In a recent circular, the tax authorities confirm their traditional position that the administrative request for the refund of non-assessed wage and withholding taxes is a mandatory (exhaustive) administrative appeal and that it is therefore sufficient to submit such a request within the period provided for in Article 368 of the Income Tax Code 92 (ITC92).

Article 368 of the ITC92 provides for a period of five years within which unassessed wage tax and withholding tax on dividends, interest or royalties can be reclaimed, starting from 1 January of the year in which these taxes were paid. For certain exemptions from withholding tax on dividends, interest or royalties, such as the R&D exemption or the exemption for shift or night work, Article 368/1 ITC92 provides for a period of three years, starting from 1 January of the year following the year to which the assessment year relates.

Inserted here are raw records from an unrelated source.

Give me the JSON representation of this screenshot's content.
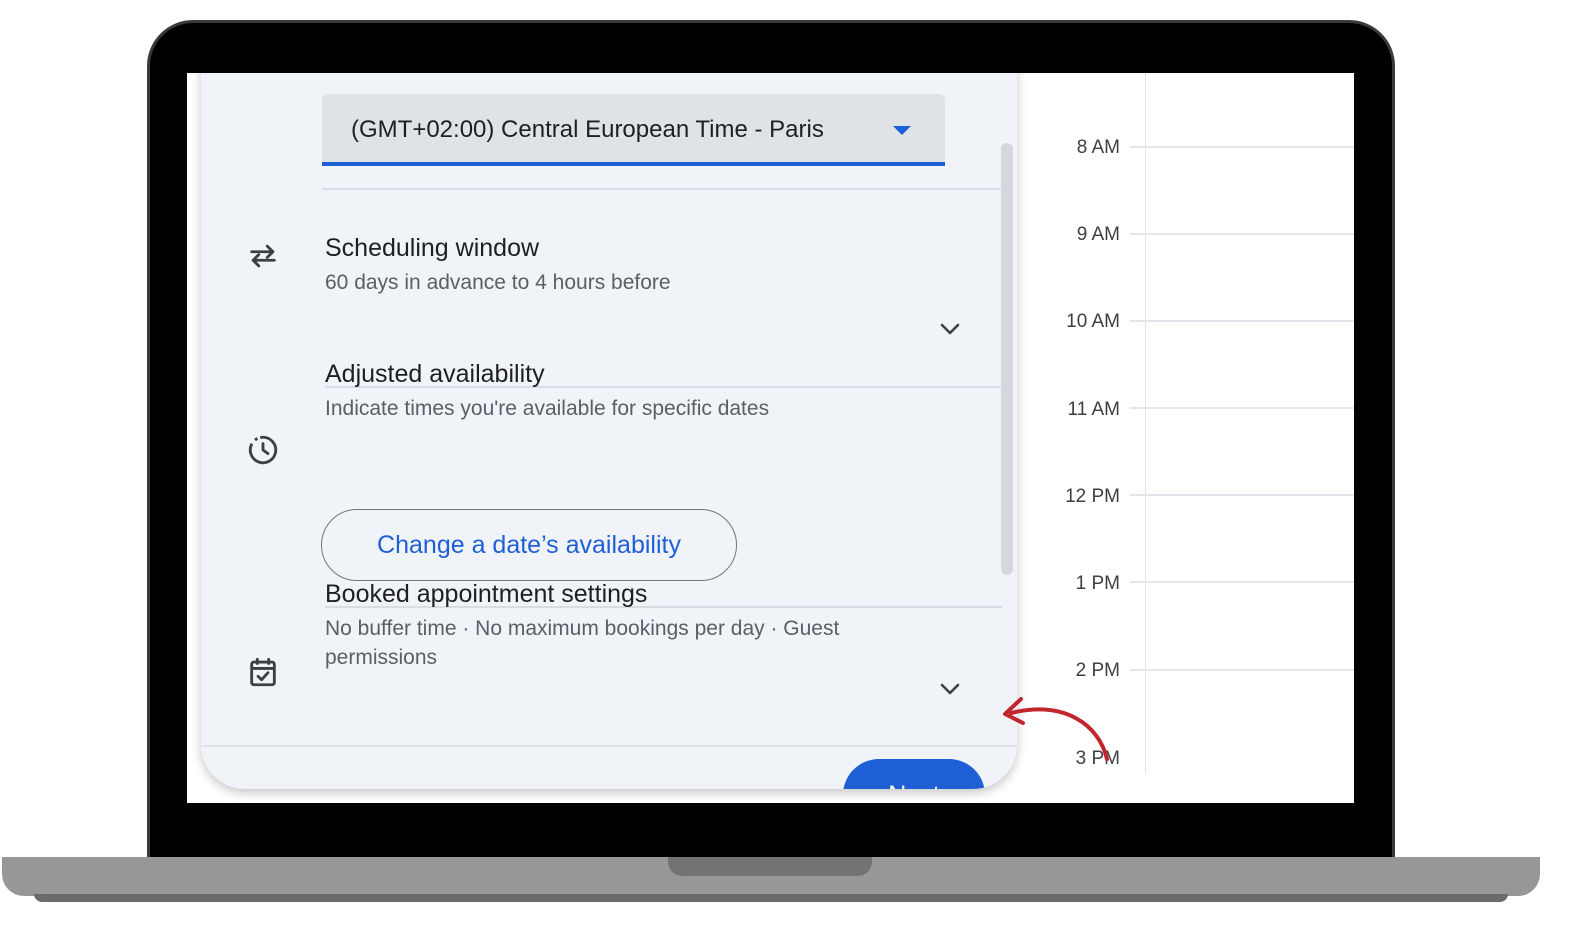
{
  "timezone": {
    "selected": "(GMT+02:00) Central European Time - Paris"
  },
  "sections": [
    {
      "icon": "swap-arrows-icon",
      "title": "Scheduling window",
      "subtitle": "60 days in advance to 4 hours before",
      "expandable": true
    },
    {
      "icon": "history-clock-icon",
      "title": "Adjusted availability",
      "subtitle": "Indicate times you're available for specific dates",
      "action_label": "Change a date’s availability"
    },
    {
      "icon": "calendar-check-icon",
      "title": "Booked appointment settings",
      "subtitle_line1": "No buffer time · No maximum bookings per day · Guest",
      "subtitle_line2": "permissions",
      "expandable": true
    }
  ],
  "footer": {
    "next_label": "Next"
  },
  "calendar": {
    "times": [
      "8 AM",
      "9 AM",
      "10 AM",
      "11 AM",
      "12 PM",
      "1 PM",
      "2 PM",
      "3 PM"
    ]
  },
  "colors": {
    "accent": "#1f5fd6",
    "panel_bg": "#f0f4f9",
    "annotation_arrow": "#c0262c"
  }
}
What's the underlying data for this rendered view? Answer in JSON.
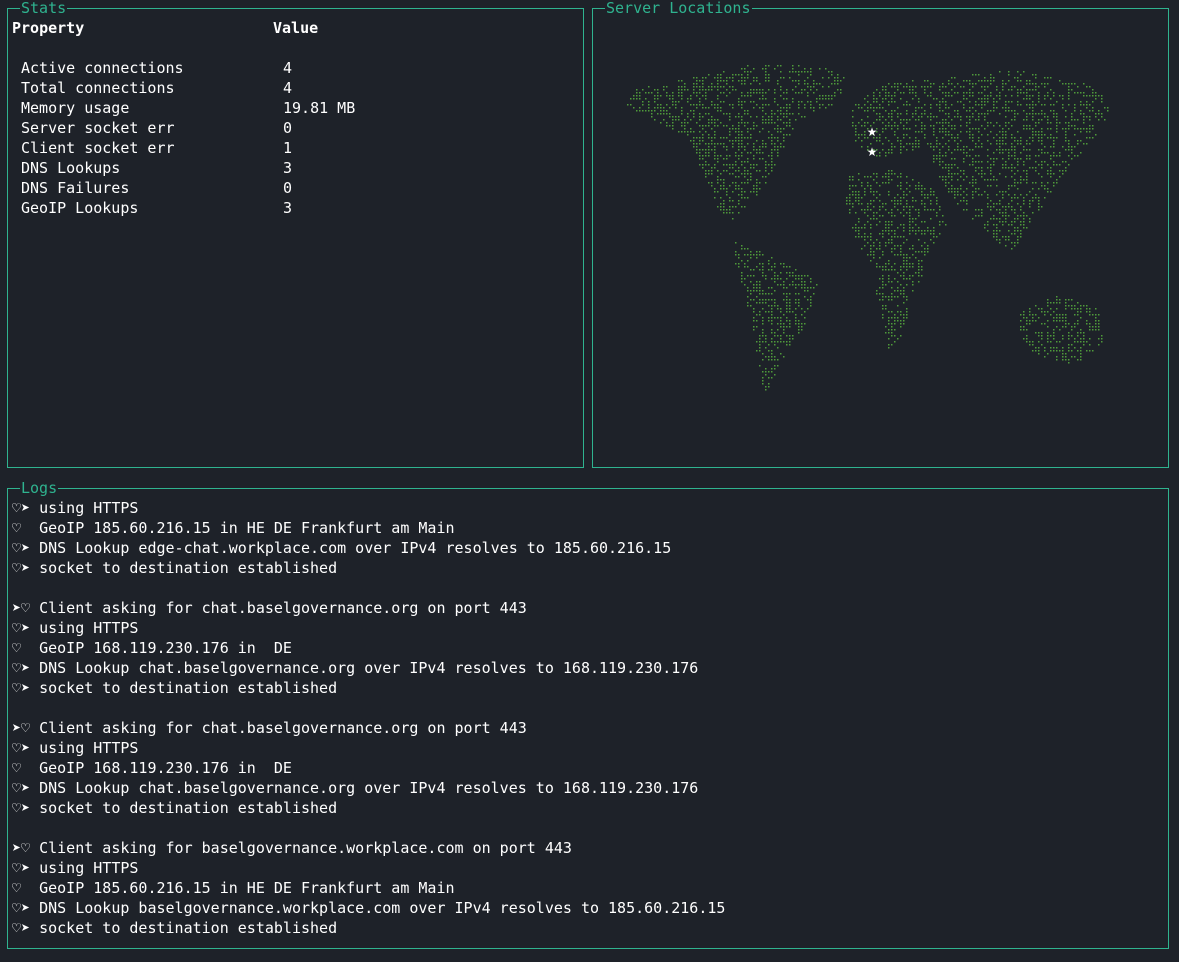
{
  "stats_panel": {
    "title": "Stats",
    "header": {
      "property": "Property",
      "value": "Value"
    },
    "rows": [
      {
        "property": "Active connections",
        "value": "4"
      },
      {
        "property": "Total connections",
        "value": "4"
      },
      {
        "property": "Memory usage",
        "value": "19.81 MB"
      },
      {
        "property": "Server socket err",
        "value": "0"
      },
      {
        "property": "Client socket err",
        "value": "1"
      },
      {
        "property": "DNS Lookups",
        "value": "3"
      },
      {
        "property": "DNS Failures",
        "value": "0"
      },
      {
        "property": "GeoIP Lookups",
        "value": "3"
      }
    ]
  },
  "map_panel": {
    "title": "Server Locations",
    "marker_glyph": "★",
    "dot_color": "#4f9a3a",
    "marker_color": "#ffffff"
  },
  "logs_panel": {
    "title": "Logs",
    "lines": [
      "♡➤ using HTTPS",
      "♡  GeoIP 185.60.216.15 in HE DE Frankfurt am Main",
      "♡➤ DNS Lookup edge-chat.workplace.com over IPv4 resolves to 185.60.216.15",
      "♡➤ socket to destination established",
      "",
      "➤♡ Client asking for chat.baselgovernance.org on port 443",
      "♡➤ using HTTPS",
      "♡  GeoIP 168.119.230.176 in  DE",
      "♡➤ DNS Lookup chat.baselgovernance.org over IPv4 resolves to 168.119.230.176",
      "♡➤ socket to destination established",
      "",
      "➤♡ Client asking for chat.baselgovernance.org on port 443",
      "♡➤ using HTTPS",
      "♡  GeoIP 168.119.230.176 in  DE",
      "♡➤ DNS Lookup chat.baselgovernance.org over IPv4 resolves to 168.119.230.176",
      "♡➤ socket to destination established",
      "",
      "➤♡ Client asking for baselgovernance.workplace.com on port 443",
      "♡➤ using HTTPS",
      "♡  GeoIP 185.60.216.15 in HE DE Frankfurt am Main",
      "♡➤ DNS Lookup baselgovernance.workplace.com over IPv4 resolves to 185.60.216.15",
      "♡➤ socket to destination established"
    ]
  },
  "colors": {
    "background": "#1e2229",
    "border": "#2fb38f",
    "text": "#ffffff"
  }
}
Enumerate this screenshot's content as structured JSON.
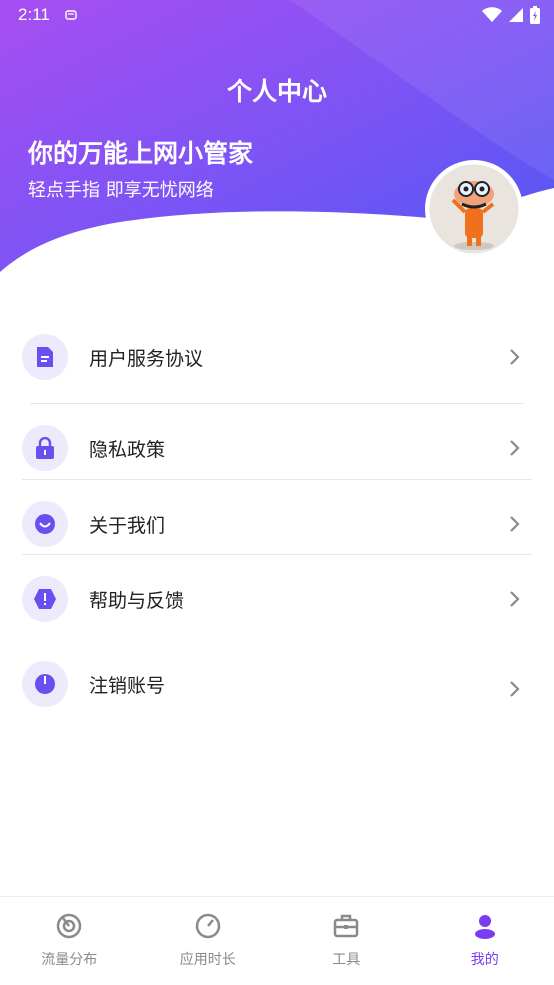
{
  "status_bar": {
    "time": "2:11"
  },
  "header": {
    "title": "个人中心",
    "slogan": "你的万能上网小管家",
    "subslogan": "轻点手指 即享无忧网络"
  },
  "menu": [
    {
      "label": "用户服务协议",
      "icon": "document-icon"
    },
    {
      "label": "隐私政策",
      "icon": "lock-icon"
    },
    {
      "label": "关于我们",
      "icon": "smile-icon"
    },
    {
      "label": "帮助与反馈",
      "icon": "alert-icon"
    },
    {
      "label": "注销账号",
      "icon": "power-icon"
    }
  ],
  "tabs": [
    {
      "label": "流量分布",
      "icon": "radar-icon",
      "active": false
    },
    {
      "label": "应用时长",
      "icon": "gauge-icon",
      "active": false
    },
    {
      "label": "工具",
      "icon": "toolbox-icon",
      "active": false
    },
    {
      "label": "我的",
      "icon": "person-icon",
      "active": true
    }
  ],
  "colors": {
    "gradient_start": "#a44ff2",
    "gradient_end": "#5d55f4",
    "accent": "#7a3cf0"
  }
}
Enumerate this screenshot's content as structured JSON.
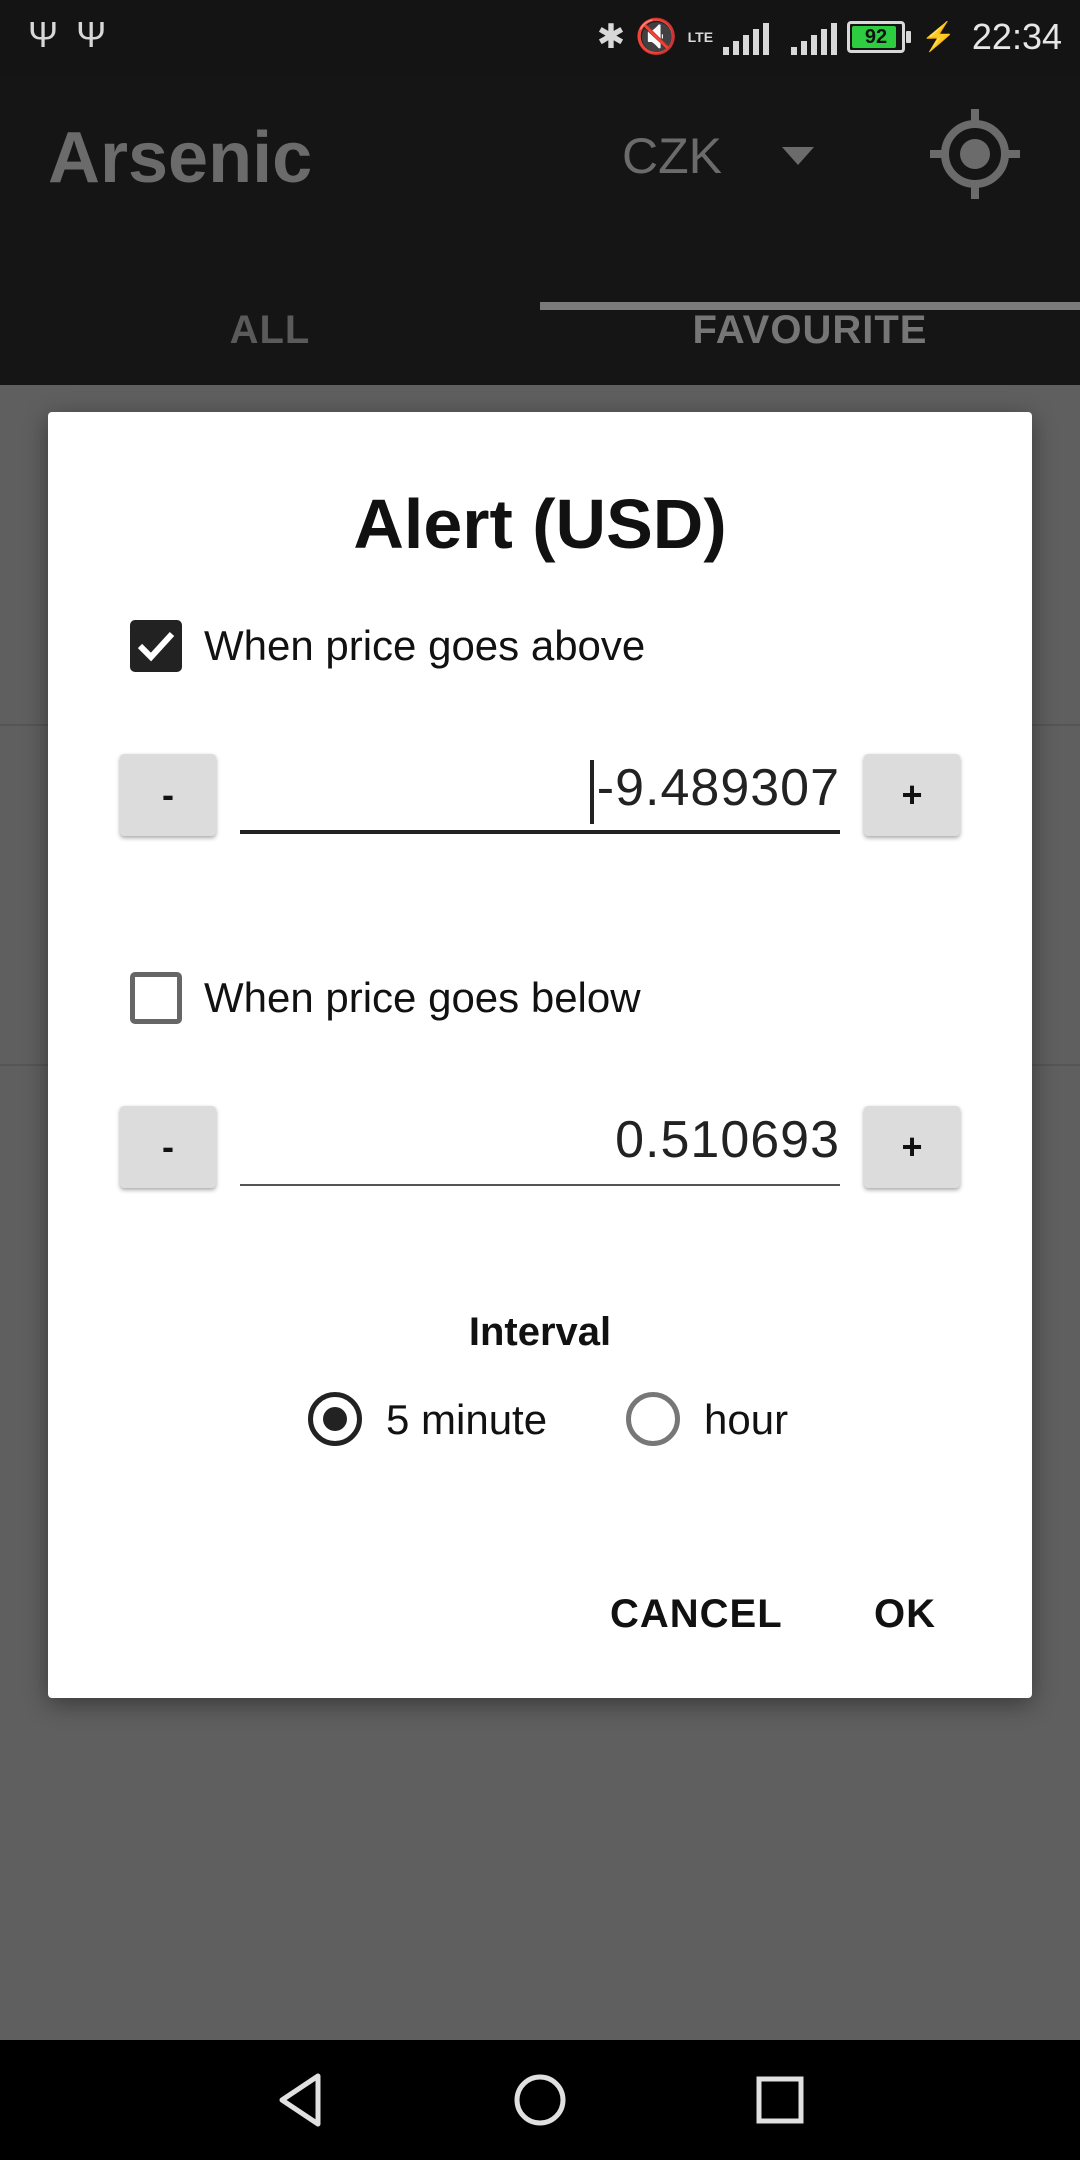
{
  "status_bar": {
    "time": "22:34",
    "battery": "92",
    "network": "LTE"
  },
  "app_bar": {
    "title": "Arsenic",
    "currency": "CZK"
  },
  "tabs": [
    {
      "label": "ALL",
      "selected": false
    },
    {
      "label": "FAVOURITE",
      "selected": true
    }
  ],
  "dialog": {
    "title": "Alert (USD)",
    "above": {
      "checked": true,
      "label": "When price goes above",
      "value": "-9.489307",
      "minus": "-",
      "plus": "+"
    },
    "below": {
      "checked": false,
      "label": "When price goes below",
      "value": "0.510693",
      "minus": "-",
      "plus": "+"
    },
    "interval": {
      "label": "Interval",
      "options": [
        {
          "label": "5 minute",
          "selected": true
        },
        {
          "label": "hour",
          "selected": false
        }
      ]
    },
    "actions": {
      "cancel": "CANCEL",
      "ok": "OK"
    }
  },
  "colors": {
    "scrim": "#5f5f5f",
    "appbar": "#151515",
    "dialog_bg": "#ffffff",
    "battery_fill": "#2ecc40"
  }
}
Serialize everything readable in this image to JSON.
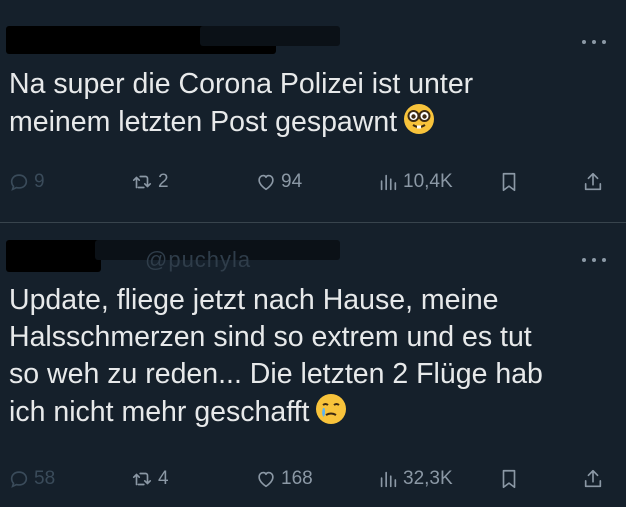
{
  "tweets": [
    {
      "text": "Na super die Corona Polizei ist unter\nmeinem letzten Post gespawnt",
      "emoji": "nerd-face",
      "stats": {
        "replies": "9",
        "retweets": "2",
        "likes": "94",
        "views": "10,4K"
      }
    },
    {
      "handle_fragment": "@puchyla",
      "text": "Update, fliege jetzt nach Hause, meine\nHalsschmerzen sind so extrem und es tut\nso weh zu reden... Die letzten 2 Flüge hab\nich nicht mehr geschafft",
      "emoji": "face-holding-back-tears",
      "stats": {
        "replies": "58",
        "retweets": "4",
        "likes": "168",
        "views": "32,3K"
      }
    }
  ],
  "colors": {
    "background": "#15202b",
    "text": "#e7e9ea",
    "muted": "#8b98a5",
    "divider": "#38444d"
  }
}
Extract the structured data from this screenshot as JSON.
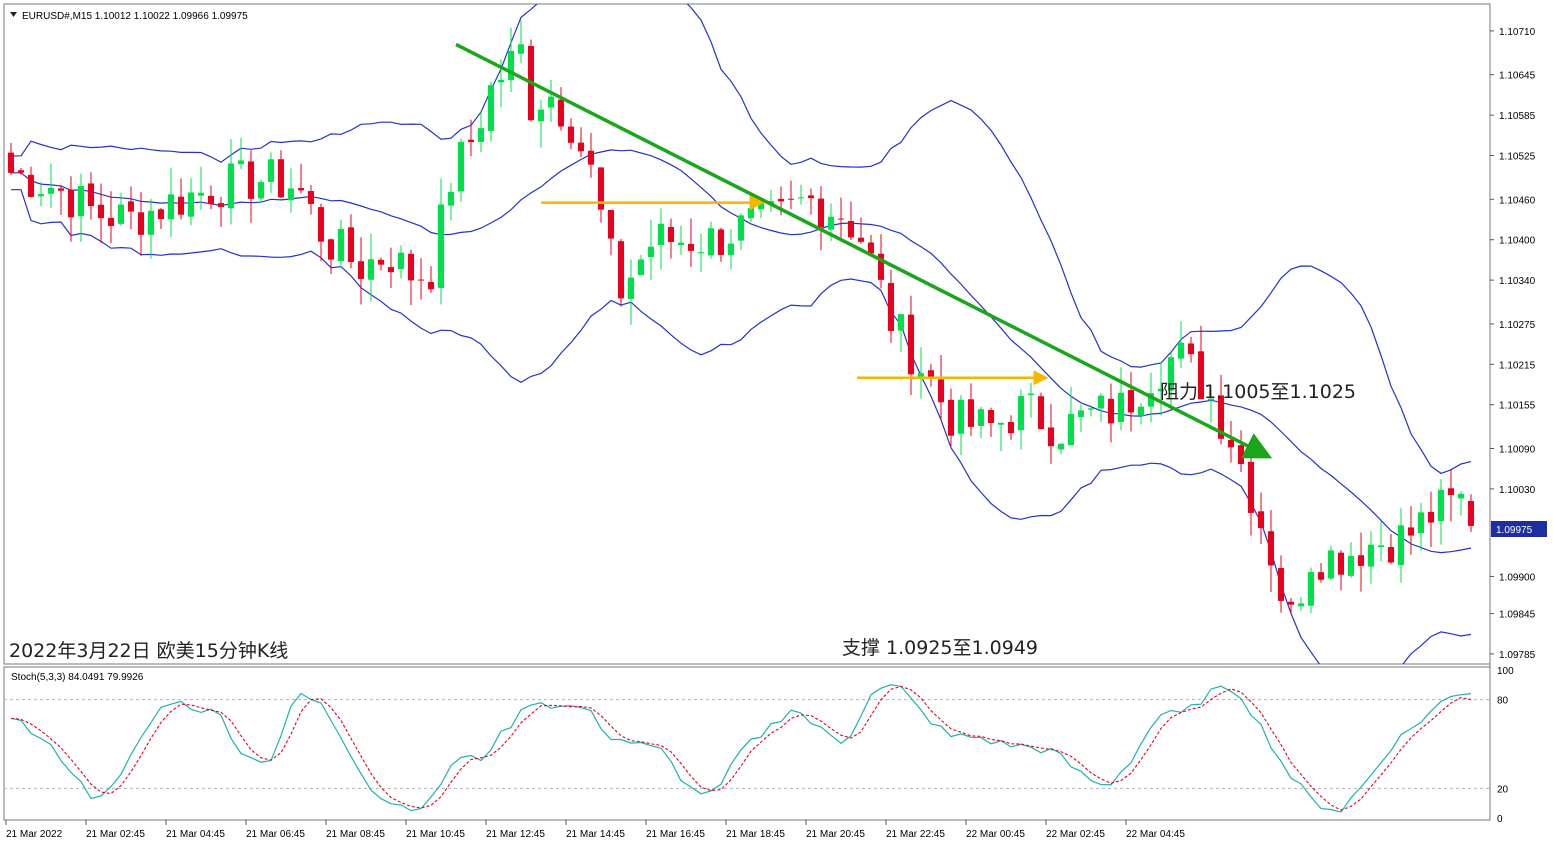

From administrative tax reclaim to legal action: case law breaks with practice

Article 368 ITC92 and Article 368/1 ITC92 are included under 'Section 1 – Administrative appeal' of the chapter 'Legal remedies'. Consequently, it was generally assumed that these articles prescribe a period within which an administrative tax reclaim (request for refund) must be lodged in order to obtain a refund of the tax.

The tax authorities confirmed this for many years in their guidelines and administrative commentary, pursuant to which the administrative tax reclaim (request for refund) must be regarded as an organised administrative appeal according to the tax authorities. This qualification means, on the one hand, that an administrative tax reclaim (request for refund) must first be lodged before a claim can be brought before the court and, on the other hand, that it is still possible to initiate legal proceedings after a decision on the administrative tax reclaim (request for refund), even after the expiry of the relevant time limit.

However, recent case law has created some legal uncertainty. On 21 December 2023 (F.22.0013.N-F.22.0056.N), the Court of Cassation ruled that Article 368 ITC92 cannot be classified as an organised administrative appeal. The Court also stated that the tax authorities' position, pursuant to which a legal claim for the recovery of unregistered wage tax or withholding tax on dividends, interest or royalties is only admissible after an administrative appeal procedure has been exhausted, is incorrect. In other words, according to the Court, it is not mandatory to first lodge an administrative tax reclaim (request for refund) before legal action can be brought before the court. In addition, the Court clarified that the time limit in Article 368 ITC92 is a prescription period within which the legal action for the refund of wrongfully paid wage tax or withholding tax on dividends, interest or royalties must be initiated.

This view was confirmed by the Constitutional Court on 13 March 2025. The Court ruled that the taxpayer must actually initiate legal action within the relevant period. The period therefore serves as a prescription period, after which the right to a refund expires. The taxpayer can directly initiate legal action to the competent court without first having to submit an administrative tax reclaim (request for refund) to the tax authorities (judgment no. 43/2025).

This case law has major practical implications. Taxpayers who have paid wage tax or withholding tax on dividends, interest or royalties and subsequently discover that this was wrongfully withheld must safeguard their rights within the relevant period by initiating legal proceedings on time. This is all the more important when the administrative tax reclaim (request for refund) procedure is protracted or a decision is not forthcoming. Merely submitting an administrative tax reclaim (request for refund) does not suspend the prescription period. 

Response from the tax authorities: circular 2025/C/56

The Belgian tax authorities responded on 10 September 2025 with their circular 2025/C/56. In it, they maintain their traditional position: according to the tax authorities, the administrative tax reclaim (request for refund) remains a mandatory (exhaustive) administrative appeal and it is sufficient to submit such a request within the relevant time limit. According to the administration, legal action can still be taken after this period, as long as the administrative tax reclaim (request for refund) was submitted on time. The tax authorities will contest the admissibility of legal actions without prior administrative tax reclaim (request for refund), but will not invoke the statute of limitations against legal actions brought after the five-year period (or three-year period in the case of Article 368/1 ITC92) if the administrative tax reclaim (request for refund) was submitted on time. 

Importance of timely action and practical consequences

Despite this circular, the risk of prescription remains real. In principle, the court may examine the prescription ex officio, even if the prescription is not invoked by the tax authorities. Taxpayers who have only lodged an administrative tax reclaim (request for refund) but have not initiated legal proceedings within the five-year period (or three-year period in the case of Article 368/1 ITC92) run the risk that the court will consider their claim to be time-barred and declare the legal proceedings inadmissible.

In view of this legal uncertainty, it is advisable, if the end of the relevant period is approaching and the administration has not yet taken a decision, to initiate legal action on time. Legislative intervention, preferably by means of an interpretative law that also confirms past administrative practice, is necessary in any case.